Now, regal scepters and shining jade from the old Summer Palace grace the Royal Collection and other British museums. Each unreturned artifact is a reminder of the century of humiliation that Western nations imposed upon China. As Chinese nationalism grows, this resentment festers in the already tense political relations between the East and West.

But the issue extends beyond China. In the world of art history, Elgin is an infamous name. Starting in 1802, Lord Elgin’s father and his men carved intricate friezes and metopes from the famous Athena Parthenon in Greece and shipped them to London, where they are now kept in the British Museum. The Greek government has since demanded the return of these artifacts, known as the Elgin Marbles.

If the Elgin Marbles were repatriated, they would be displayed in the Acropolis Museum. Here, in the exhibit where plaster molds of the Elgin Marbles stand in lieu of the real ones, soaring windows offer a panoramic view of the Acropolis. Only here, where the viewer is free to envision how these artifacts once decorated the Parthenon, can their full historical context be appreciated in all its antique glory.

However, some fear that repatriation would cause the downfall of encyclopedic museums. Referring to the Koh-i-Noor diamond, a gem taken from the Mughal Empire following the colonization of India, the former British Prime Minister David Cameron stated that “if you say yes to one you suddenly find the British Museum would be empty.”

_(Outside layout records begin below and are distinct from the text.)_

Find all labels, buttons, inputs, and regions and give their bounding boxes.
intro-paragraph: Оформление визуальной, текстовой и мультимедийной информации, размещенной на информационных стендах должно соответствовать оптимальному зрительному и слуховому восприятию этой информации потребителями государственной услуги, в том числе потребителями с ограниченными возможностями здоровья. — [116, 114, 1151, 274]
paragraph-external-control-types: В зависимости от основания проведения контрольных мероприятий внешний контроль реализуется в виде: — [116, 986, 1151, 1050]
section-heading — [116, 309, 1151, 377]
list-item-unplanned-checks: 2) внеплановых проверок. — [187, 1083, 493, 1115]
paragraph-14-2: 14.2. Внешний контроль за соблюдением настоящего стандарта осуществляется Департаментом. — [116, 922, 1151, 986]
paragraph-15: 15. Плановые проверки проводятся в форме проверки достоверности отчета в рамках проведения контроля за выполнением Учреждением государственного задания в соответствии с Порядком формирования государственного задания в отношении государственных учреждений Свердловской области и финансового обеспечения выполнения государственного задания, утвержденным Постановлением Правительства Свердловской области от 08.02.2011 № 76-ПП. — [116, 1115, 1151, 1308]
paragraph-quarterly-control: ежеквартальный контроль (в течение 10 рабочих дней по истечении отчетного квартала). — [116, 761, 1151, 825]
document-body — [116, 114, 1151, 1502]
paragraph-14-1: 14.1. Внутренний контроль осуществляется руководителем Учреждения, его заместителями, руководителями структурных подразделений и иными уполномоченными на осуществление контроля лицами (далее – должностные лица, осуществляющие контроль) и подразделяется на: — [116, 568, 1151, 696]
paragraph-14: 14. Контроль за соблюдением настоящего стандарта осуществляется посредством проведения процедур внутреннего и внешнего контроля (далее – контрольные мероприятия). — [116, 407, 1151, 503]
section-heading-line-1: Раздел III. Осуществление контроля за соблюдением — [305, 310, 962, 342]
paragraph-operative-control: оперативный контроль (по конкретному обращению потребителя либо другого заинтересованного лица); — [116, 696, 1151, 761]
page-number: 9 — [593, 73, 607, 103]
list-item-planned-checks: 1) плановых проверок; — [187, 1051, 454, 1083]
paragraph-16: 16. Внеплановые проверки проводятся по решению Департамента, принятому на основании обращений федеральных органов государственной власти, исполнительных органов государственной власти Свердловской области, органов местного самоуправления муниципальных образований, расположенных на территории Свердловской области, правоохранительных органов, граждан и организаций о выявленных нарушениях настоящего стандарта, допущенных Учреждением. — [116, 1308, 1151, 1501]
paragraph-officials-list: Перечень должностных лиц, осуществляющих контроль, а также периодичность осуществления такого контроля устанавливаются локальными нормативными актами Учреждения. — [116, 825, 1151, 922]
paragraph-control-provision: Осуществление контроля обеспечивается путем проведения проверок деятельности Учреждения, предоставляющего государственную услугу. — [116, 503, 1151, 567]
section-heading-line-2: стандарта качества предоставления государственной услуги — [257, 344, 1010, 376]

But perhaps some museums should be emptied.

The British Museum’s founder, Sir Hans Sloane, funded his collection through imperial networks and backbreaking Jamaican slavery. In Belgium, the Africa Museum — where Congolese were once exhibited like zoo animals — was constructed with profits from King Leopold’s cruel Congo.

No matter what renovations are made, history cannot change. These museums, built on the foundations of colonialism, serve as modern shrines to oppressive imperial ideals, and refusing to return stolen art is an insult to all those who suffered under them.

Works Cited

Bernhard, Meg. “Belgium Confronts Ugly Colonial Past, but African Museum Changes Don’t Please Everyone.” Los Angeles Times, 31 Oct. 2019.

Boissoneault, Lorraine. “The British Museum Was a Wonder of Its Time — but Also a Product of Slavery.” Smithsonian Magazine, 30 Oct. 2017.

Bowlby, Chris. “The Palace of Shame That Makes China Angry.” BBC, 2 Feb. 2015.

Nayeri, Farah. “Remembering the Racist History of ‘Human Zoos.’” The New York Times, 29 Dec. 2021.

Ouroussoff, Nicolai. “The New Acropolis Museum: A Dialogue With Antiquity.” The New York Times, 30 Oct. 2007.

Tweedie, Neil. “The Koh-i-Noor: Diamond Robbery?” The Telegraph, 29 July 2010.